What they’ll do: Federal contracting records obtained by Wired show that ICE seeks vendors to staff around-the-clock surveillance operations at its National Criminal Analysis and Targeting Center in Williston, Vermont, and the Pacific Enforcement Response Center in Santa Ana, California, with 12 and 16 contractors, respectively. Under the proposal, work could start in May 2026, though the agency is still gauging contractor interest before formally soliciting bids.
Once hired, analysts would scour platforms like Facebook, Instagram, TikTok and X, equipped with commercial databases that compile property records, phone bills and vehicle registrations into searchable profiles. They face strict turnaround times, with 30 minutes for urgent national security cases and one hour for high-priority leads. Meanwhile, top contractors are expected to meet deadlines 95% of the time. The proposal explicitly identifies “domestic or international terrorism,” which under President Donald Trump’s policy includes antifa as among the most urgent case categories.
Why this matters: The expansion represents a concerning escalation in digital surveillance that could sweep up families, friends and coworkers in ever-widening dragnets. According to draft planning documents, contractors may investigate not just targets but also their family members, coworkers and other connections to help agents determine locations. This suggests people with no enforcement history may have their social media activity scrutinized and tracked.
As it appears, the surveillance infrastructure threatens to chill online expression within immigrant communities, where maintaining connections across borders through social platforms has become essential to family life and cultural preservation. Such concerns are amplified by The Intercept’s reporting in February that ICE was developing plans for a system that could scan social media for “negative references” and flag users who have a “proclivity for violence.”
Strategies of surveillance: ICE reactivated a $2 million contract in August for Paragon’s Graphite spyware, which can hack mobile phones and access encrypted applications like Signal and WhatsApp. The agency has also allegedly obtained informal access to a nationwide network of automatic license plate reader cameras by working through local police departments, with records showing over 4,000 searches containing immigration-related terms between June 2024 and May 2025.

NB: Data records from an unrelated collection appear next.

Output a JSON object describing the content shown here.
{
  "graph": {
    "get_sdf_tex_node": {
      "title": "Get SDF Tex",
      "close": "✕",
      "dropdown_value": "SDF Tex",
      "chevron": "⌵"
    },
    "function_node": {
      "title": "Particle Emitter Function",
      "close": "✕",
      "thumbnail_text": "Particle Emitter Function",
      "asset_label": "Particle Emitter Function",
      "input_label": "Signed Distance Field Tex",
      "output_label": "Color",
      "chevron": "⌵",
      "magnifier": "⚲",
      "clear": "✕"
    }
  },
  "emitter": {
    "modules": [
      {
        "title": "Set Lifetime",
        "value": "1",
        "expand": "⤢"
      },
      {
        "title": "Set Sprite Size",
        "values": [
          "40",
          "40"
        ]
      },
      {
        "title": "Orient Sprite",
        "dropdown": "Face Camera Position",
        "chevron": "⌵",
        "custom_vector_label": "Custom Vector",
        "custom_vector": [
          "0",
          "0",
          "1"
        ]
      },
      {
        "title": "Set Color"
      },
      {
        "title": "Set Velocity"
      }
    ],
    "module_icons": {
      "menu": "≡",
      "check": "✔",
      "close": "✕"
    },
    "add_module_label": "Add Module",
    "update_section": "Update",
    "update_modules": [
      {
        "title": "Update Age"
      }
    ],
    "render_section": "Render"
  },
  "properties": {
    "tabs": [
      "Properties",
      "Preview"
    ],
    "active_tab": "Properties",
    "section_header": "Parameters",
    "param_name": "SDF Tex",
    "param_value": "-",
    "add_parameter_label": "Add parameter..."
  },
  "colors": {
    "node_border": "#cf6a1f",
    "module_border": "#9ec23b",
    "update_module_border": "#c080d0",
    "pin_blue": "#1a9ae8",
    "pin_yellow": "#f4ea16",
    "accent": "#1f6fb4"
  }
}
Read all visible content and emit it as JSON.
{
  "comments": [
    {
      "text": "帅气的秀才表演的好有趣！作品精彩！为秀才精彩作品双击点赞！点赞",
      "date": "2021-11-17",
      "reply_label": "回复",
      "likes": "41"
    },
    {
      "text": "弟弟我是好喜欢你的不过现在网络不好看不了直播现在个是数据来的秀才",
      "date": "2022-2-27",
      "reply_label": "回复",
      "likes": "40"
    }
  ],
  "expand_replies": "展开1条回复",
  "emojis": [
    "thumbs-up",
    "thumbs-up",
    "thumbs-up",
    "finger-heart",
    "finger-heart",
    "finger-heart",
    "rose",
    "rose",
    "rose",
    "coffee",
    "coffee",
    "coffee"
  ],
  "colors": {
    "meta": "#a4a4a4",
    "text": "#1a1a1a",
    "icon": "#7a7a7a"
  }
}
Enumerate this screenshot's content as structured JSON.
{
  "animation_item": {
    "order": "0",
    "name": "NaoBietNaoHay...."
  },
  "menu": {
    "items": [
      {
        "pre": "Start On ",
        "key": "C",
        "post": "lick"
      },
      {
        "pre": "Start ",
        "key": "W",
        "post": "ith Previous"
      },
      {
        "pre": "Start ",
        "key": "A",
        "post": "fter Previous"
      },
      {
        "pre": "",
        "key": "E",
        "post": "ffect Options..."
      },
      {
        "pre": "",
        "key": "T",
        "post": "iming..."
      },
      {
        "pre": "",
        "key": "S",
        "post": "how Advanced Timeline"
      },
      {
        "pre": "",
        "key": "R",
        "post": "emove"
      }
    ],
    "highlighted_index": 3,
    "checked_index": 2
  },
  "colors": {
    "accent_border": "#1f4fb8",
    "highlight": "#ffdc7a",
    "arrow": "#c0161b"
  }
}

In September, the agency signed a $9.2 million contract with Clearview AI for facial recognition software, the largest such federal purchase to date, which would be used to investigate “assaults against law enforcement officers.” The agency has also acquired iris-scanning smartphone apps and drones used to film protesters. These surveillance tools complement ICE’s main investigative database, built by Palantir Technologies, which already uses algorithmic analysis to filter huge populations and generate leads.
What ICE is saying: In response to questions about the surveillance expansion, an ICE spokesperson stated, “Like other law enforcement agencies, ICE employs various forms of technology to investigate criminal activity, while respecting civil liberties and privacy.” Agency planning documents also claim that “previous approaches … which have not incorporated open web sources and social media information, have had limited success.” Last month, Acting Director Todd M. Lyons told “The Glenn Beck Program” that the agency will deploy elite investigators to “track the money” and “track these ringleaders” of anti-ICE protests.